23. SCHEDULES AND APPENDICES :
 The following schedules and appendices are attached hereto and made part of this Agreement: Schedule 1 ‐ Schedule of fees
24. INTERNATIONAL SMS:
 Client buy’s international bulk SMS then we credited only euro amount in client account and every message deduct charges the as per country operator wise. International Bulk SMS pricing everyday change then it is not fixed. When euro rate is changed then Bulk SMS charge deduct as per Euro rates.

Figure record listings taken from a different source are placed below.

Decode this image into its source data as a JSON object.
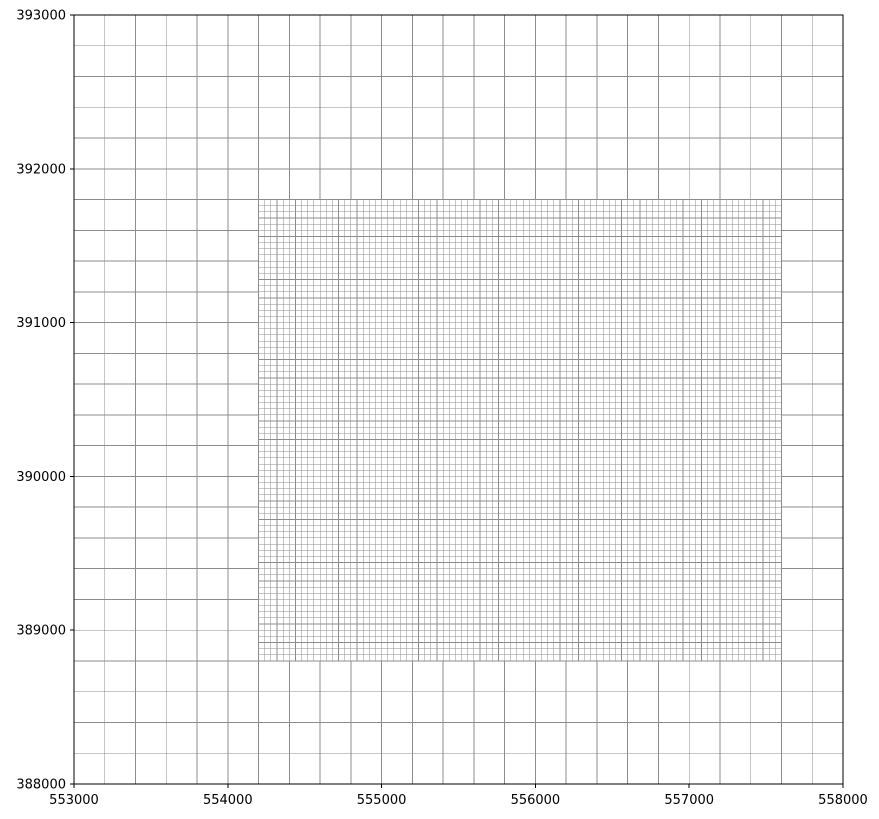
{
  "chart_data": {
    "type": "grid-mesh",
    "title": "",
    "xlabel": "",
    "ylabel": "",
    "xlim": [
      553000,
      558000
    ],
    "ylim": [
      388000,
      393000
    ],
    "xticks": [
      "553000",
      "554000",
      "555000",
      "556000",
      "557000",
      "558000"
    ],
    "yticks": [
      "388000",
      "389000",
      "390000",
      "391000",
      "392000",
      "393000"
    ],
    "xtick_values": [
      553000,
      554000,
      555000,
      556000,
      557000,
      558000
    ],
    "ytick_values": [
      388000,
      389000,
      390000,
      391000,
      392000,
      393000
    ],
    "coarse_grid": {
      "cell_size": 200
    },
    "refined_grid": {
      "xmin": 554200,
      "xmax": 557600,
      "ymin": 388800,
      "ymax": 391800,
      "cell_size": 40
    },
    "line_color": "#8c8c8c",
    "frame_color": "#000000"
  }
}
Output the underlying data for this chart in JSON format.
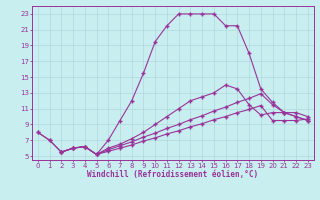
{
  "xlabel": "Windchill (Refroidissement éolien,°C)",
  "bg_color": "#c8eef0",
  "grid_color": "#b0d8dc",
  "line_color": "#993399",
  "xlim": [
    -0.5,
    23.5
  ],
  "ylim": [
    4.5,
    24.0
  ],
  "xticks": [
    0,
    1,
    2,
    3,
    4,
    5,
    6,
    7,
    8,
    9,
    10,
    11,
    12,
    13,
    14,
    15,
    16,
    17,
    18,
    19,
    20,
    21,
    22,
    23
  ],
  "yticks": [
    5,
    7,
    9,
    11,
    13,
    15,
    17,
    19,
    21,
    23
  ],
  "curve1_x": [
    0,
    1,
    2,
    3,
    4,
    5,
    6,
    7,
    8,
    9,
    10,
    11,
    12,
    13,
    14,
    15,
    16,
    17,
    18,
    19,
    20,
    21,
    22,
    23
  ],
  "curve1_y": [
    8.0,
    7.0,
    5.5,
    6.0,
    6.2,
    5.2,
    7.0,
    9.5,
    12.0,
    15.5,
    19.5,
    21.5,
    23.0,
    23.0,
    23.0,
    23.0,
    21.5,
    21.5,
    18.0,
    13.5,
    11.8,
    10.5,
    10.5,
    10.0
  ],
  "curve2_x": [
    0,
    1,
    2,
    3,
    4,
    5,
    6,
    7,
    8,
    9,
    10,
    11,
    12,
    13,
    14,
    15,
    16,
    17,
    18,
    19,
    20,
    21,
    22,
    23
  ],
  "curve2_y": [
    8.0,
    7.0,
    5.5,
    6.0,
    6.2,
    5.2,
    6.0,
    6.5,
    7.2,
    8.0,
    9.0,
    10.0,
    11.0,
    12.0,
    12.5,
    13.0,
    14.0,
    13.5,
    11.5,
    10.2,
    10.5,
    10.5,
    10.0,
    9.5
  ],
  "curve3_x": [
    2,
    3,
    4,
    5,
    6,
    7,
    8,
    9,
    10,
    11,
    12,
    13,
    14,
    15,
    16,
    17,
    18,
    19,
    20,
    21,
    22,
    23
  ],
  "curve3_y": [
    5.5,
    6.0,
    6.2,
    5.2,
    5.8,
    6.3,
    6.8,
    7.4,
    7.9,
    8.5,
    9.0,
    9.6,
    10.1,
    10.7,
    11.2,
    11.8,
    12.3,
    12.9,
    11.5,
    10.5,
    10.0,
    9.5
  ],
  "curve4_x": [
    2,
    3,
    4,
    5,
    6,
    7,
    8,
    9,
    10,
    11,
    12,
    13,
    14,
    15,
    16,
    17,
    18,
    19,
    20,
    21,
    22,
    23
  ],
  "curve4_y": [
    5.5,
    6.0,
    6.2,
    5.2,
    5.6,
    6.0,
    6.4,
    6.9,
    7.3,
    7.8,
    8.2,
    8.7,
    9.1,
    9.6,
    10.0,
    10.5,
    10.9,
    11.4,
    9.5,
    9.5,
    9.5,
    9.7
  ]
}
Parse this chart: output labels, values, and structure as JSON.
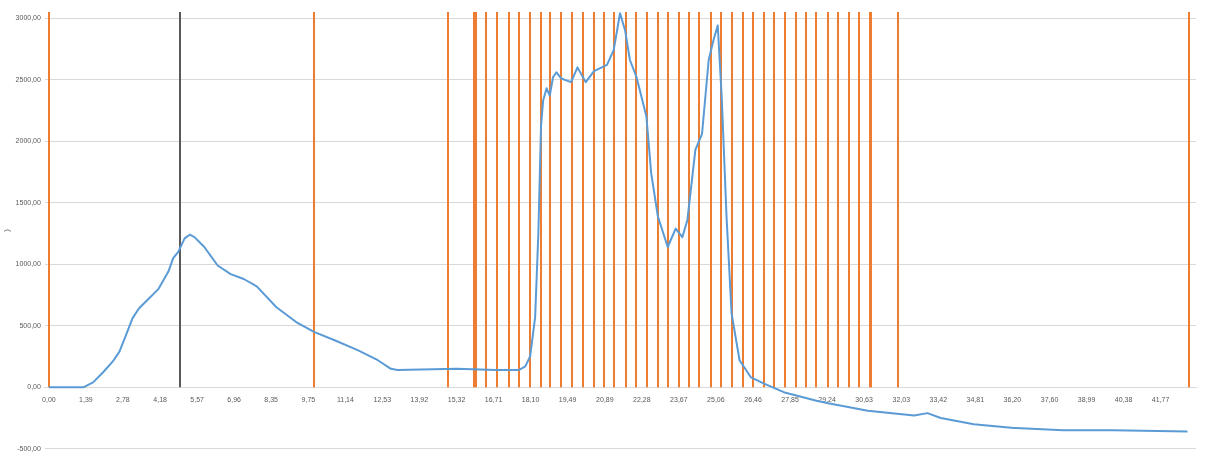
{
  "chart_data": {
    "type": "line",
    "ylabel": ")",
    "x": [
      0,
      1.29,
      1.66,
      2.03,
      2.4,
      2.65,
      2.89,
      3.14,
      3.38,
      3.75,
      4.12,
      4.49,
      4.67,
      4.86,
      5.1,
      5.29,
      5.47,
      5.84,
      6.34,
      6.83,
      7.32,
      7.81,
      8.55,
      9.29,
      9.96,
      10.76,
      11.62,
      12.36,
      12.85,
      13.1,
      15.31,
      16.79,
      17.65,
      17.9,
      18.08,
      18.27,
      18.39,
      18.49,
      18.57,
      18.7,
      18.82,
      18.94,
      19.07,
      19.25,
      19.62,
      19.86,
      20.17,
      20.48,
      20.97,
      21.22,
      21.46,
      21.65,
      21.83,
      22.08,
      22.45,
      22.63,
      22.88,
      23.25,
      23.55,
      23.8,
      23.99,
      24.29,
      24.54,
      24.79,
      24.97,
      25.13,
      25.28,
      25.46,
      25.65,
      25.95,
      26.38,
      26.87,
      27.61,
      28.84,
      29.28,
      30.77,
      32.51,
      33.01,
      33.51,
      34.75,
      36.25,
      38.11,
      39.98,
      42.78
    ],
    "series": [
      {
        "color": "#5b9bd5",
        "values": [
          0,
          0,
          40,
          120,
          210,
          290,
          420,
          560,
          640,
          720,
          800,
          940,
          1050,
          1100,
          1210,
          1240,
          1220,
          1140,
          990,
          920,
          880,
          820,
          650,
          530,
          450,
          380,
          300,
          220,
          150,
          140,
          150,
          140,
          140,
          170,
          250,
          570,
          1250,
          2120,
          2330,
          2430,
          2370,
          2520,
          2560,
          2510,
          2480,
          2600,
          2480,
          2570,
          2620,
          2740,
          3040,
          2900,
          2660,
          2520,
          2200,
          1740,
          1390,
          1140,
          1290,
          1220,
          1360,
          1930,
          2060,
          2660,
          2820,
          2940,
          2360,
          1390,
          600,
          220,
          80,
          30,
          -40,
          -110,
          -130,
          -190,
          -230,
          -210,
          -250,
          -300,
          -330,
          -350,
          -350,
          -360
        ]
      }
    ],
    "xlim": [
      -0.15,
      43.1
    ],
    "xticks": [
      {
        "value": 0,
        "label": "0,00"
      },
      {
        "value": 1.39,
        "label": "1,39"
      },
      {
        "value": 2.78,
        "label": "2,78"
      },
      {
        "value": 4.18,
        "label": "4,18"
      },
      {
        "value": 5.57,
        "label": "5,57"
      },
      {
        "value": 6.96,
        "label": "6,96"
      },
      {
        "value": 8.35,
        "label": "8,35"
      },
      {
        "value": 9.75,
        "label": "9,75"
      },
      {
        "value": 11.14,
        "label": "11,14"
      },
      {
        "value": 12.53,
        "label": "12,53"
      },
      {
        "value": 13.92,
        "label": "13,92"
      },
      {
        "value": 15.32,
        "label": "15,32"
      },
      {
        "value": 16.71,
        "label": "16,71"
      },
      {
        "value": 18.1,
        "label": "18,10"
      },
      {
        "value": 19.49,
        "label": "19,49"
      },
      {
        "value": 20.89,
        "label": "20,89"
      },
      {
        "value": 22.28,
        "label": "22,28"
      },
      {
        "value": 23.67,
        "label": "23,67"
      },
      {
        "value": 25.06,
        "label": "25,06"
      },
      {
        "value": 26.46,
        "label": "26,46"
      },
      {
        "value": 27.85,
        "label": "27,85"
      },
      {
        "value": 29.24,
        "label": "29,24"
      },
      {
        "value": 30.63,
        "label": "30,63"
      },
      {
        "value": 32.03,
        "label": "32,03"
      },
      {
        "value": 33.42,
        "label": "33,42"
      },
      {
        "value": 34.81,
        "label": "34,81"
      },
      {
        "value": 36.2,
        "label": "36,20"
      },
      {
        "value": 37.6,
        "label": "37,60"
      },
      {
        "value": 38.99,
        "label": "38,99"
      },
      {
        "value": 40.38,
        "label": "40,38"
      },
      {
        "value": 41.77,
        "label": "41,77"
      }
    ],
    "ylim": [
      -500,
      3050
    ],
    "yticks": [
      {
        "value": -500,
        "label": "-500,00"
      },
      {
        "value": 0,
        "label": "0,00"
      },
      {
        "value": 500,
        "label": "500,00"
      },
      {
        "value": 1000,
        "label": "1000,00"
      },
      {
        "value": 1500,
        "label": "1500,00"
      },
      {
        "value": 2000,
        "label": "2000,00"
      },
      {
        "value": 2500,
        "label": "2500,00"
      },
      {
        "value": 3000,
        "label": "3000,00"
      }
    ],
    "grid": "y",
    "legend": false,
    "marker": "none",
    "line_style": "solid",
    "ref_lines": [
      {
        "axis": "x",
        "value": 0,
        "color": "#ed7d31"
      },
      {
        "axis": "x",
        "value": 4.94,
        "color": "#595959"
      },
      {
        "axis": "x",
        "value": 9.96,
        "color": "#ed7d31"
      },
      {
        "axis": "x",
        "value": 14.99,
        "color": "#ed7d31"
      },
      {
        "axis": "x",
        "value": 15.99,
        "color": "#ed7d31"
      },
      {
        "axis": "x",
        "value": 16.05,
        "color": "#ed7d31"
      },
      {
        "axis": "x",
        "value": 16.43,
        "color": "#ed7d31"
      },
      {
        "axis": "x",
        "value": 16.84,
        "color": "#ed7d31"
      },
      {
        "axis": "x",
        "value": 17.27,
        "color": "#ed7d31"
      },
      {
        "axis": "x",
        "value": 17.68,
        "color": "#ed7d31"
      },
      {
        "axis": "x",
        "value": 18.07,
        "color": "#ed7d31"
      },
      {
        "axis": "x",
        "value": 18.48,
        "color": "#ed7d31"
      },
      {
        "axis": "x",
        "value": 18.84,
        "color": "#ed7d31"
      },
      {
        "axis": "x",
        "value": 19.26,
        "color": "#ed7d31"
      },
      {
        "axis": "x",
        "value": 19.66,
        "color": "#ed7d31"
      },
      {
        "axis": "x",
        "value": 20.06,
        "color": "#ed7d31"
      },
      {
        "axis": "x",
        "value": 20.47,
        "color": "#ed7d31"
      },
      {
        "axis": "x",
        "value": 20.87,
        "color": "#ed7d31"
      },
      {
        "axis": "x",
        "value": 21.25,
        "color": "#ed7d31"
      },
      {
        "axis": "x",
        "value": 21.67,
        "color": "#ed7d31"
      },
      {
        "axis": "x",
        "value": 22.06,
        "color": "#ed7d31"
      },
      {
        "axis": "x",
        "value": 22.46,
        "color": "#ed7d31"
      },
      {
        "axis": "x",
        "value": 22.89,
        "color": "#ed7d31"
      },
      {
        "axis": "x",
        "value": 23.25,
        "color": "#ed7d31"
      },
      {
        "axis": "x",
        "value": 23.66,
        "color": "#ed7d31"
      },
      {
        "axis": "x",
        "value": 24.05,
        "color": "#ed7d31"
      },
      {
        "axis": "x",
        "value": 24.44,
        "color": "#ed7d31"
      },
      {
        "axis": "x",
        "value": 24.86,
        "color": "#ed7d31"
      },
      {
        "axis": "x",
        "value": 25.25,
        "color": "#ed7d31"
      },
      {
        "axis": "x",
        "value": 25.66,
        "color": "#ed7d31"
      },
      {
        "axis": "x",
        "value": 26.08,
        "color": "#ed7d31"
      },
      {
        "axis": "x",
        "value": 26.45,
        "color": "#ed7d31"
      },
      {
        "axis": "x",
        "value": 26.86,
        "color": "#ed7d31"
      },
      {
        "axis": "x",
        "value": 27.24,
        "color": "#ed7d31"
      },
      {
        "axis": "x",
        "value": 27.65,
        "color": "#ed7d31"
      },
      {
        "axis": "x",
        "value": 28.08,
        "color": "#ed7d31"
      },
      {
        "axis": "x",
        "value": 28.45,
        "color": "#ed7d31"
      },
      {
        "axis": "x",
        "value": 28.84,
        "color": "#ed7d31"
      },
      {
        "axis": "x",
        "value": 29.27,
        "color": "#ed7d31"
      },
      {
        "axis": "x",
        "value": 29.66,
        "color": "#ed7d31"
      },
      {
        "axis": "x",
        "value": 30.05,
        "color": "#ed7d31"
      },
      {
        "axis": "x",
        "value": 30.44,
        "color": "#ed7d31"
      },
      {
        "axis": "x",
        "value": 30.84,
        "color": "#ed7d31"
      },
      {
        "axis": "x",
        "value": 30.9,
        "color": "#ed7d31"
      },
      {
        "axis": "x",
        "value": 31.92,
        "color": "#ed7d31"
      },
      {
        "axis": "x",
        "value": 42.84,
        "color": "#ed7d31"
      }
    ]
  }
}
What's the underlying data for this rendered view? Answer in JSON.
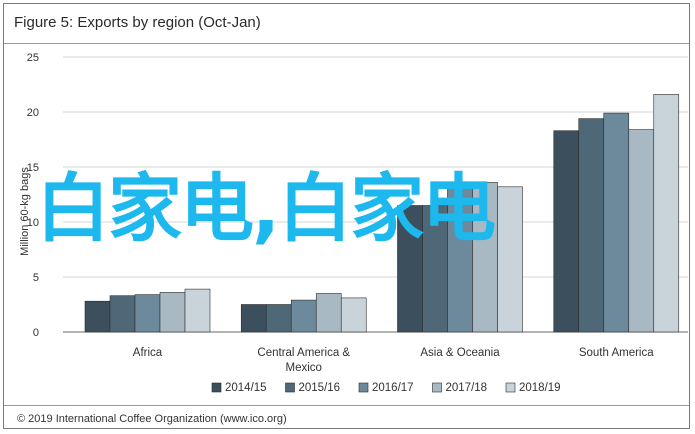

25. INTERNATIONAL SMS PAYMENT TERMS:
 Client buy’s international bulk SMS then we give rates of Including tax of Government of India. Client also pay other extra charges of payment transfer like currency conversation charges, so we can directly can’t be add credit of the receive payment on Paypal or other we successfully received payment on our account after we transfer credit as per received money.
26. PANLTY :
If customer sending spamming and harmful contains then account will be suspended and charge 2000 EURO.
Fees ,PRICING AND TERMS
The currency used for any operations governed by this Agreement is EUR. In accordance with Section 4 of this Agreement, the price is as agreed in chat and e‐mail per each Chargeable Event for attached countries and operators:
The payment model is 100% pre‐paid, Credits will be added on the receipt of payment. MWORLD WEBTECH PRIVATE LIMITED will issue an invoice within 3 (three) working days after the prepayment. Any price changes will be passed to the client, if the client doesn't agree with the proposed changes this agreement can be terminated in accordance with Section 3 of this agreement. Notwithstanding the foregoing, the CLIENT has to pay all due charges to MWORLD WEBTECH PRIVATE LIMITED with the late payment charge as provided in Section 4.4 of this Agreement.